Here’s a picture of the Nintendo 64 while it’s runing the demo. To the left
of the monitor (on top of a mini PC) is a composite to VGA device. To the
right is the Nintendo 64 with the ED64 cartridge inserted.

MAME debugger

This is the MAME debugger view
showing the currently executing instruction in the RSP when it was paused.
On the left shows the values of all the MIPS registers along with the
vector registers. This was an absolute life saver for this project.
I used it, for example, to execute a series of vector instructions
and examine the “v” registers after they execute to figure out how
they work. When sound wasn’t working I was able to examine RAM around
location 0x10_1000 to see that those memory locations had the sound data
but after that address it was blank.
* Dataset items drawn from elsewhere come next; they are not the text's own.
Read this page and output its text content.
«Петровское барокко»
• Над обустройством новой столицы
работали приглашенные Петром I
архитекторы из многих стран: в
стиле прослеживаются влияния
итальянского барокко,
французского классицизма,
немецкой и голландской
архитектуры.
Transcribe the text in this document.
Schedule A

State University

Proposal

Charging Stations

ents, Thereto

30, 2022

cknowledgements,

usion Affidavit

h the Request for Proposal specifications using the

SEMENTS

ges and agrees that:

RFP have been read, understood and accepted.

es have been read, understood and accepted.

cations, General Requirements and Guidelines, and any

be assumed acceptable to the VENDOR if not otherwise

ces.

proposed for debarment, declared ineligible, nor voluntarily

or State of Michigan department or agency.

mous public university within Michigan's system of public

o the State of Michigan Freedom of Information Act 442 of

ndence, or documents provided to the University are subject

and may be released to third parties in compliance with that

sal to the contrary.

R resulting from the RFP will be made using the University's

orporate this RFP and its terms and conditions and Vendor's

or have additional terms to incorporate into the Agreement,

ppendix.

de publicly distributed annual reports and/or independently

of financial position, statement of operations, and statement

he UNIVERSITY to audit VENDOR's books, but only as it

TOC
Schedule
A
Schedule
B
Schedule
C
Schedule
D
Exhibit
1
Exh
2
The RSP data / instruction memory
was also visible so I could see if data was correctly copied from the
the main CPU to the RSP. The one thing that was missing that would have
been really helpful is the ability to examine texture memory. Or if it
was there, I just couldn’t find it.

Building The Demo


git clone https://github.com/mikeakohn/nintendo64_demo.git
git clone https://github.com/mikeakohn/java_grinder.git
git clone https://github.com/mikeakohn/naken_asm.git
cd naken_asm
./configure
make
cd ..
cd java_grinder
make java
make
cd ..
cd nintendo64_demo
make rsp
(copy bootcode.bin from Peter Lemon's repo)
make

Final Thoughts

I have to admit I didn’t have an much fun working on this system as
I did the Playstation 2. It’s a really neat advanced computer, especially
for 1996, but it took so much work to do the smallest thing. Most likely
most game devs used someone else’s RSP code, making it much easier to program
on, but to get a better feel for the system I wanted to make my own.